We’ve begun our big summer trip for 2025, where Jewel and I headed out on June 13th to Barcelona, Spain for a few days, then onto an Oceania cruise for 25 days, then a few days in Reykjavik, Iceland before flying home in July.
Flight – We flew out of our usual Dulles (IAD) airport, only it WAS Friday the 13th, and the weather was calling for evening thunderstorms. They came, with lightning, so we were all boarded with doors closed and crosschecked, when we were grounded for lightning, delayed for “a bit”, then a bit more, then more, and a total of almost three hours on the tarmac. A 6:30pm flight didn’t fly until 9:30, but after that, it was smooth and uneventful (our favorite flying status).
Because prices of transatlantic flights are so ridiculous, we went with our standard plan to buy coach seats, hoping for a possible cheaper upgrade later on. That didn’t happen. However, we did get some travel magic in our seats. We did the trick of getting an A and C seat, leaving the middle seat open. Since we were in the back of the plane, it was still unfilled until just days before flying. So I was able to swap to C and D seats, meaning we had two aisle seats, “next” to one another. Upon boarding, the unfortunate middle passengers next to each of us were a honeymoon couple and the flight attendants somehow found them two seats together, a row back. This left our seats intact with the two middle seats empty! So, while not the reclining first class seats that never materialized for us off the waiting list, but we did have seats next to us empty, so it allowed more stretch out room, ability to cross my legs, and no human shoulder to shoulder with us.
Took about two hours to get through customs and baggage and such before we were at the hotel, around 11:30am. We couldn’t get our room early, but the hotel was classy and professional, so they whisked away our bags, got us speedily checked in. Since Jewel had picked a really nice hotel and location in the Catalonia Portal d’Angel, we were just a few blocks from La Rambla and right in the fun part of the Gothic Quarter, so walking around was easy and fun.
Parc Guella – we were bold to assume we could push through and not sleep, so after lunch at Pan Bakery and walking around, we got into our room, took a Power Nap and got cleaned up, then headed to our pre-bought tickets at Parc Guella, a lovely and way-quirky park that contains a couple miles of trails through what I can only call creative architecture. Columns made of various materials, a few buildings with Disney-esque design, a lovely plaza, a cross atop a stone pile, and more. Views of Barcelona are lovely, including great shots of the Sagrada Familia, the skyline, the oceanfront, etc.
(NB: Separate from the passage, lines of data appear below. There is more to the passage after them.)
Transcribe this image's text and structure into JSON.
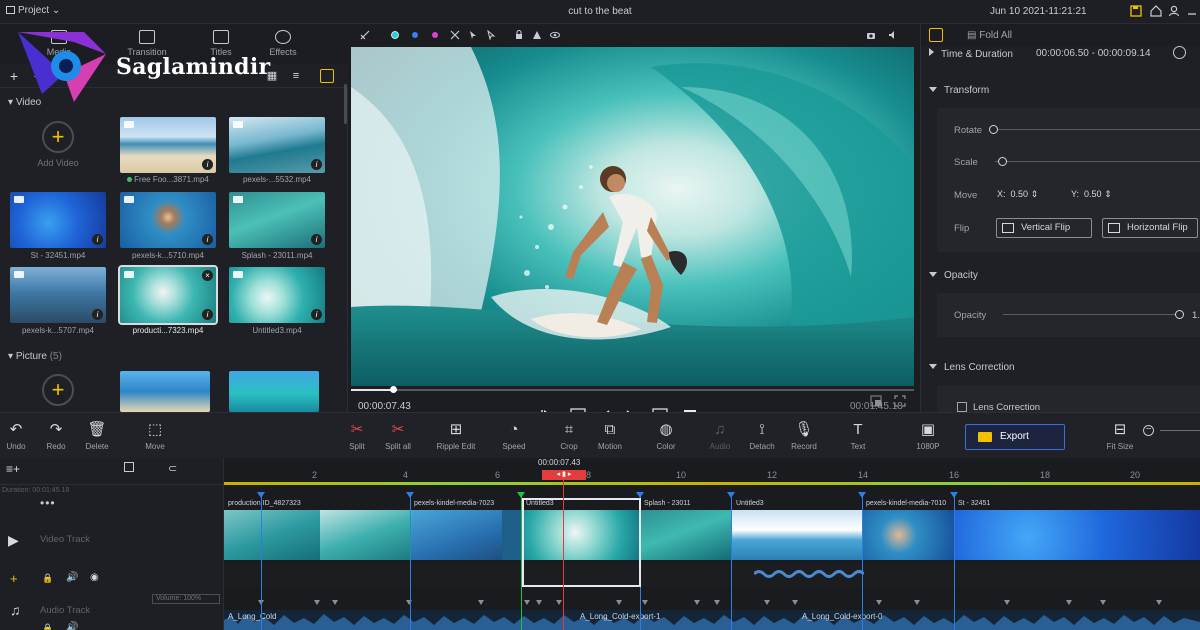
{
  "topbar": {
    "project_label": "Project",
    "title": "cut to the beat",
    "datetime": "Jun 10 2021-11:21:21"
  },
  "media": {
    "tabs": [
      {
        "label": "Media"
      },
      {
        "label": "Transition"
      },
      {
        "label": "Titles"
      },
      {
        "label": "Effects"
      }
    ],
    "video_section": {
      "label": "Video"
    },
    "add_video_label": "Add Video",
    "video_items": [
      {
        "label": "Free Foo...3871.mp4",
        "imported": true
      },
      {
        "label": "pexels-...5532.mp4"
      },
      {
        "label": "St - 32451.mp4"
      },
      {
        "label": "pexels-k...5710.mp4"
      },
      {
        "label": "Splash - 23011.mp4"
      },
      {
        "label": "pexels-k...5707.mp4"
      },
      {
        "label": "producti...7323.mp4",
        "selected": true
      },
      {
        "label": "Untitled3.mp4"
      }
    ],
    "picture_section": {
      "label": "Picture",
      "count": "(5)"
    }
  },
  "watermark": {
    "text": "Saglamindir"
  },
  "preview": {
    "current_time": "00:00:07.43",
    "total_time": "00:01:45.18"
  },
  "properties": {
    "fold_all_label": "Fold All",
    "time_duration": {
      "label": "Time & Duration",
      "value": "00:00:06.50 - 00:00:09.14"
    },
    "transform": {
      "label": "Transform",
      "rotate_label": "Rotate",
      "scale_label": "Scale",
      "move_label": "Move",
      "move_x_label": "X:",
      "move_x": "0.50",
      "move_y_label": "Y:",
      "move_y": "0.50",
      "flip_label": "Flip",
      "vertical_flip": "Vertical Flip",
      "horizontal_flip": "Horizontal Flip"
    },
    "opacity": {
      "section_label": "Opacity",
      "label": "Opacity",
      "value": "1."
    },
    "lens": {
      "section_label": "Lens Correction",
      "checkbox_label": "Lens Correction"
    }
  },
  "toolbar": {
    "undo": "Undo",
    "redo": "Redo",
    "delete": "Delete",
    "move": "Move",
    "split": "Split",
    "split_all": "Split all",
    "ripple_edit": "Ripple Edit",
    "speed": "Speed",
    "crop": "Crop",
    "motion": "Motion",
    "color": "Color",
    "audio": "Audio",
    "detach": "Detach",
    "record": "Record",
    "text": "Text",
    "resolution": "1080P",
    "export": "Export",
    "fit_size": "Fit Size"
  },
  "timeline": {
    "duration_label": "Duration: 00:01:45.18",
    "playhead_time": "00:00:07.43",
    "ruler": [
      "2",
      "4",
      "6",
      "8",
      "10",
      "12",
      "14",
      "16",
      "18",
      "20"
    ],
    "video_track_label": "Video Track",
    "audio_track_label": "Audio Track",
    "volume_label": "Volume: 100%",
    "clip_labels": [
      "production ID_4827323",
      "pexels-kindel-media-7023",
      "Untitled3",
      "Splash - 23011",
      "Untitled3",
      "pexels-kindel-media-7010",
      "St - 32451"
    ],
    "audio_clips": [
      "A_Long_Cold",
      "A_Long_Cold-export-1",
      "A_Long_Cold-export-0"
    ]
  },
  "colors": {
    "accent_blue": "#2f7ee6",
    "playhead_red": "#e23c3c",
    "accent_yellow": "#f2c200",
    "beat_green": "#23c04b"
  }
}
While the street we were on was a boisterous pedestrian avenue with thousands walking and live entertainers all over the place, our room was cool, silent, and had a gorgeous balcony with a view to local neighborhood, our pool two stories below us, and birds singing every day and literally zero noise from the city. We slept fitfully as we adjusted, but the room was great.
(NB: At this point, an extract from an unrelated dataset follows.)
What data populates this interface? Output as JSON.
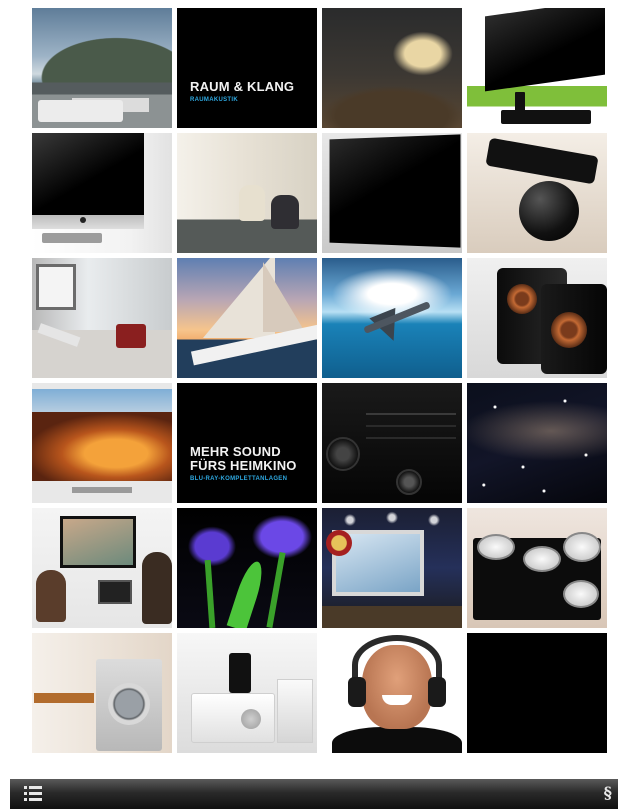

Food – We ate well at amazing venues, including La Alcoba Azul – a tiny hole in the wall tapas place. Family owned with a great bartender/waiter, delightful hostess with fluent Catalan, but also flawless unaccented English (her father is British and she grew up in Barcelona) that looked like a young Keri Russell. Food was terrific! We were adventurous and had a bunch of neat things we’d never order as entrees, but they were wonderful. Tosta with grilled lamb, spinach leaves, tomatoes; stuffed peppers with goat cheese, and carpaccio using cod or a similar whitefish that was heaven. The pace at Spanish restaurants is slow but this was a great evening and great walk through ancient streets of the Gothic Quarter.
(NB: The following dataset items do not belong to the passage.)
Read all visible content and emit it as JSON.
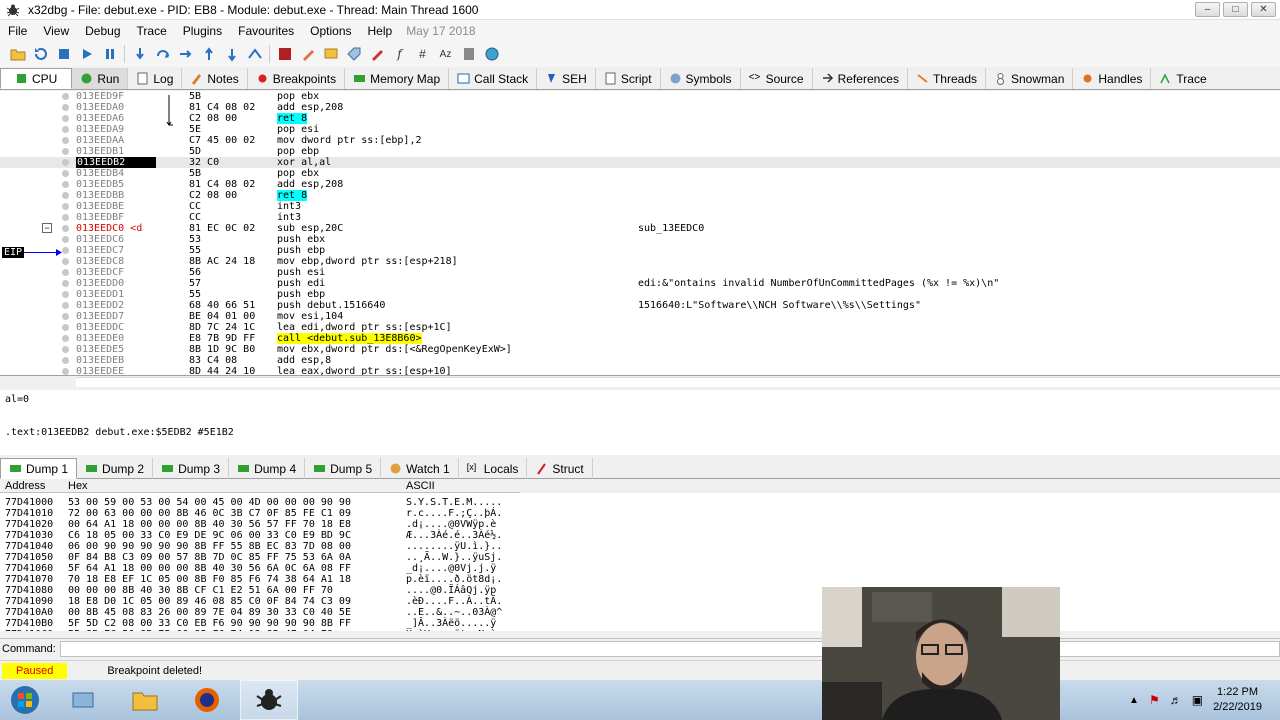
{
  "window": {
    "title": "x32dbg - File: debut.exe - PID: EB8 - Module: debut.exe - Thread: Main Thread 1600"
  },
  "menu": {
    "items": [
      "File",
      "View",
      "Debug",
      "Trace",
      "Plugins",
      "Favourites",
      "Options",
      "Help"
    ],
    "date": "May 17 2018"
  },
  "tabs": [
    {
      "label": "CPU",
      "icon": "cpu-icon"
    },
    {
      "label": "Run",
      "icon": "run-icon"
    },
    {
      "label": "Log",
      "icon": "log-icon"
    },
    {
      "label": "Notes",
      "icon": "notes-icon"
    },
    {
      "label": "Breakpoints",
      "icon": "breakpoint-icon"
    },
    {
      "label": "Memory Map",
      "icon": "memory-map-icon"
    },
    {
      "label": "Call Stack",
      "icon": "call-stack-icon"
    },
    {
      "label": "SEH",
      "icon": "seh-icon"
    },
    {
      "label": "Script",
      "icon": "script-icon"
    },
    {
      "label": "Symbols",
      "icon": "symbols-icon"
    },
    {
      "label": "Source",
      "icon": "source-icon"
    },
    {
      "label": "References",
      "icon": "references-icon"
    },
    {
      "label": "Threads",
      "icon": "threads-icon"
    },
    {
      "label": "Snowman",
      "icon": "snowman-icon"
    },
    {
      "label": "Handles",
      "icon": "handles-icon"
    },
    {
      "label": "Trace",
      "icon": "trace-icon"
    }
  ],
  "disasm": {
    "eip_label": "EIP",
    "rows": [
      {
        "addr": "013EED9F",
        "bytes": "5B",
        "instr": "pop ebx",
        "cmt": ""
      },
      {
        "addr": "013EEDA0",
        "bytes": "81 C4 08 02",
        "instr": "add esp,208",
        "cmt": ""
      },
      {
        "addr": "013EEDA6",
        "bytes": "C2 08 00",
        "instr": "ret 8",
        "cmt": ""
      },
      {
        "addr": "013EEDA9",
        "bytes": "5E",
        "instr": "pop esi",
        "cmt": ""
      },
      {
        "addr": "013EEDAA",
        "bytes": "C7 45 00 02",
        "instr": "mov dword ptr ss:[ebp],2",
        "cmt": ""
      },
      {
        "addr": "013EEDB1",
        "bytes": "5D",
        "instr": "pop ebp",
        "cmt": ""
      },
      {
        "addr": "013EEDB2",
        "bytes": "32 C0",
        "instr": "xor al,al",
        "cmt": ""
      },
      {
        "addr": "013EEDB4",
        "bytes": "5B",
        "instr": "pop ebx",
        "cmt": ""
      },
      {
        "addr": "013EEDB5",
        "bytes": "81 C4 08 02",
        "instr": "add esp,208",
        "cmt": ""
      },
      {
        "addr": "013EEDBB",
        "bytes": "C2 08 00",
        "instr": "ret 8",
        "cmt": ""
      },
      {
        "addr": "013EEDBE",
        "bytes": "CC",
        "instr": "int3",
        "cmt": ""
      },
      {
        "addr": "013EEDBF",
        "bytes": "CC",
        "instr": "int3",
        "cmt": ""
      },
      {
        "addr": "013EEDC0 <d",
        "bytes": "81 EC 0C 02",
        "instr": "sub esp,20C",
        "cmt": "sub_13EEDC0"
      },
      {
        "addr": "013EEDC6",
        "bytes": "53",
        "instr": "push ebx",
        "cmt": ""
      },
      {
        "addr": "013EEDC7",
        "bytes": "55",
        "instr": "push ebp",
        "cmt": ""
      },
      {
        "addr": "013EEDC8",
        "bytes": "8B AC 24 18",
        "instr": "mov ebp,dword ptr ss:[esp+218]",
        "cmt": ""
      },
      {
        "addr": "013EEDCF",
        "bytes": "56",
        "instr": "push esi",
        "cmt": ""
      },
      {
        "addr": "013EEDD0",
        "bytes": "57",
        "instr": "push edi",
        "cmt": "edi:&\"ontains invalid NumberOfUnCommittedPages (%x != %x)\\n\""
      },
      {
        "addr": "013EEDD1",
        "bytes": "55",
        "instr": "push ebp",
        "cmt": ""
      },
      {
        "addr": "013EEDD2",
        "bytes": "68 40 66 51",
        "instr": "push debut.1516640",
        "cmt": "1516640:L\"Software\\\\NCH Software\\\\%s\\\\Settings\""
      },
      {
        "addr": "013EEDD7",
        "bytes": "BE 04 01 00",
        "instr": "mov esi,104",
        "cmt": ""
      },
      {
        "addr": "013EEDDC",
        "bytes": "8D 7C 24 1C",
        "instr": "lea edi,dword ptr ss:[esp+1C]",
        "cmt": ""
      },
      {
        "addr": "013EEDE0",
        "bytes": "E8 7B 9D FF",
        "instr": "call <debut.sub_13E8B60>",
        "cmt": ""
      },
      {
        "addr": "013EEDE5",
        "bytes": "8B 1D 9C B0",
        "instr": "mov ebx,dword ptr ds:[<&RegOpenKeyExW>]",
        "cmt": ""
      },
      {
        "addr": "013EEDEB",
        "bytes": "83 C4 08",
        "instr": "add esp,8",
        "cmt": ""
      },
      {
        "addr": "013EEDEE",
        "bytes": "8D 44 24 10",
        "instr": "lea eax,dword ptr ss:[esp+10]",
        "cmt": ""
      }
    ]
  },
  "info": {
    "line1": "al=0",
    "line2": ".text:013EEDB2 debut.exe:$5EDB2 #5E1B2"
  },
  "dump_tabs": [
    "Dump 1",
    "Dump 2",
    "Dump 3",
    "Dump 4",
    "Dump 5",
    "Watch 1",
    "Locals",
    "Struct"
  ],
  "dump": {
    "header_address": "Address",
    "header_hex": "Hex",
    "header_ascii": "ASCII",
    "rows": [
      {
        "a": "77D41000",
        "h": "53 00 59 00 53 00 54 00 45 00 4D 00 00 00 90 90",
        "s": "S.Y.S.T.E.M....."
      },
      {
        "a": "77D41010",
        "h": "72 00 63 00 00 00 8B 46 0C 3B C7 0F 85 FE C1 09",
        "s": "r.c....F.;Ç..þÁ."
      },
      {
        "a": "77D41020",
        "h": "00 64 A1 18 00 00 00 8B 40 30 56 57 FF 70 18 E8",
        "s": ".d¡....@0VWÿp.è"
      },
      {
        "a": "77D41030",
        "h": "C6 18 05 00 33 C0 E9 DE 9C 06 00 33 C0 E9 BD 9C",
        "s": "Æ...3Àé.é..3Àé½."
      },
      {
        "a": "77D41040",
        "h": "06 00 90 90 90 90 90 8B FF 55 8B EC 83 7D 08 00",
        "s": "........ÿU.ì.}.."
      },
      {
        "a": "77D41050",
        "h": "0F 84 B8 C3 09 00 57 8B 7D 0C 85 FF 75 53 6A 0A",
        "s": "..¸Ã..W.}..ÿuSj."
      },
      {
        "a": "77D41060",
        "h": "5F 64 A1 18 00 00 00 8B 40 30 56 6A 0C 6A 08 FF",
        "s": "_d¡....@0Vj.j.ÿ"
      },
      {
        "a": "77D41070",
        "h": "70 18 E8 EF 1C 05 00 8B F0 85 F6 74 38 64 A1 18",
        "s": "p.èï....ð.öt8d¡."
      },
      {
        "a": "77D41080",
        "h": "00 00 00 8B 40 30 8B CF C1 E2 51 6A 00 FF 70",
        "s": "....@0.ÏÁâQj.ÿp"
      },
      {
        "a": "77D41090",
        "h": "18 E8 D0 1C 05 00 89 46 08 85 C0 0F 84 74 C3 09",
        "s": ".èÐ....F..À..tÃ."
      },
      {
        "a": "77D410A0",
        "h": "00 8B 45 08 83 26 00 89 7E 04 89 30 33 C0 40 5E",
        "s": "..E..&..~..03À@^"
      },
      {
        "a": "77D410B0",
        "h": "5F 5D C2 08 00 33 C0 EB F6 90 90 90 90 90 8B FF",
        "s": "_]Â..3Àëö.....ÿ"
      },
      {
        "a": "77D410C0",
        "h": "55 8B EC 56 8B 75 08 85 F6 74 13 8B 4E 04 E8",
        "s": "U.ìV.u..öt..N.è"
      }
    ]
  },
  "command": {
    "label": "Command:",
    "value": ""
  },
  "status": {
    "badge": "Paused",
    "message": "Breakpoint deleted!"
  },
  "clock": {
    "time": "1:22 PM",
    "date": "2/22/2019"
  }
}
Sagrada Familia – On Sunday, our second day in Barcelona, we did a mix of walking, shopping, swimming, sunning, people-watching, and then, tickets to the Sagrada Familia, the world famous world heritage creation by Antoni Gaudi and others that is over 100 years and counting of construction. The recorded audio tour was worth it, as it is really interesting and the building is so quirky and detailed that having things pointed out would be pretty valuable to a visitor. We decided to walk back as the streets allow for a lot of shady blocks and the breezes were pretty constant. So we got to see a wide swath of the city. We came back to the Quarter and went to another great dinner find – La Taverner (?). Totally family-owned and heavily neighborhood-oriented. We weren’t the only tourist, but we were definitely surrounded by locals who all seemed to know one another, and even got involved in a street tussle that involved a chase, a slap, and a running escape. So, eating outside and eating at a locals place has its benefits!
Monday we were to transition to the ship, but I’ll wrap for now!